Hardening is our business... new monthly report ;-)

hardening-is-our-business-new-monthly-report

Sven Vermeulen Thu 27 June 2013

We're back with another report on the Gentoo Hardened project. Please excuse my brevity, as you've noticed I'm not that active (yet) due to work on an external project - I'll be back mid-July though. I promise.

On the Toolchain side, GCC 4.8.1 is in the tree and has the GCC plugin header fix. Also, for IA64 and ARM, the necessary PIE patches are available as well to make this work on those architectures too.

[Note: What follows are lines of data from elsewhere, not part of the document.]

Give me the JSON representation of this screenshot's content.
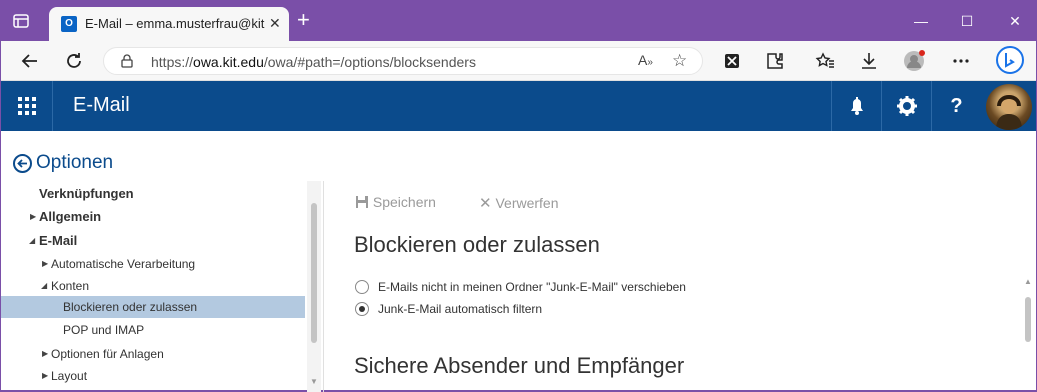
{
  "browser": {
    "tab_title": "E-Mail – emma.musterfrau@kit.e",
    "tab_close": "✕",
    "new_tab": "+",
    "url_prefix": "https://",
    "url_host": "owa.kit.edu",
    "url_path": "/owa/#path=/options/blocksenders",
    "window_controls": {
      "minimize": "—",
      "maximize": "☐",
      "close": "✕"
    },
    "icons": [
      "back-icon",
      "refresh-icon",
      "lock-icon",
      "read-aloud-icon",
      "add-favorite-icon",
      "extension-x-icon",
      "extensions-icon",
      "favorites-icon",
      "downloads-icon",
      "profile-icon",
      "more-icon",
      "bing-icon"
    ]
  },
  "owa": {
    "app_title": "E-Mail",
    "header_icons": [
      "bell-icon",
      "gear-icon",
      "help-icon",
      "avatar"
    ],
    "help_label": "?"
  },
  "options": {
    "title": "Optionen",
    "nav": [
      {
        "label": "Verknüpfungen",
        "level": 0,
        "caret": "",
        "bold": true
      },
      {
        "label": "Allgemein",
        "level": 0,
        "caret": "right",
        "bold": true
      },
      {
        "label": "E-Mail",
        "level": 0,
        "caret": "down",
        "bold": true
      },
      {
        "label": "Automatische Verarbeitung",
        "level": 1,
        "caret": "right"
      },
      {
        "label": "Konten",
        "level": 1,
        "caret": "down"
      },
      {
        "label": "Blockieren oder zulassen",
        "level": 2,
        "caret": "",
        "selected": true
      },
      {
        "label": "POP und IMAP",
        "level": 2,
        "caret": ""
      },
      {
        "label": "Optionen für Anlagen",
        "level": 1,
        "caret": "right"
      },
      {
        "label": "Layout",
        "level": 1,
        "caret": "right"
      }
    ]
  },
  "content": {
    "save_label": "Speichern",
    "discard_label": "Verwerfen",
    "heading": "Blockieren oder zulassen",
    "radio_1": "E-Mails nicht in meinen Ordner \"Junk-E-Mail\" verschieben",
    "radio_2": "Junk-E-Mail automatisch filtern",
    "selected_radio": 2,
    "section2_heading": "Sichere Absender und Empfänger"
  },
  "colors": {
    "browser_frame": "#7a4fa8",
    "owa_header": "#0b4b8c",
    "nav_selected": "#b3c9e0"
  }
}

For uclibc, blueness is continuing the necessary support for everything so far. He has also added mips64 n32 uclibc because new router boards use this.

In his time, blueness is also playing with a uclibc-powered desktop and another C library called musl.

On the Kernel, grSecurity and PaX side, we are having troubles with the 3.8+ kernels and UEFI machines when the machines have ltitle memory available (for instance when it is limited with mem=).

The PaX extended attribute support is still on-going, mainly because we need to have support for the user.pax attributes in common tools like install, which is heavily used in Gentoo's ebuilds. The merge phase, where the data is moved from the image location to the root, has been supporting xattr moves for a while thanks to zmedico and arfrever, but other installation phases still needed to be fixed or worked around. We tried with a common patch on this, but there was little interest in this approach, so we settled with a wrapper around install inside of Portage. This will be soon released and we again have full end-to-end xattr pax flag support.

On the SELinux support, the latest userland and policy releases have been stabilized in the Gentoo tree.

On the Profiles, blueness added a musl subprofile for testing of the musl C library.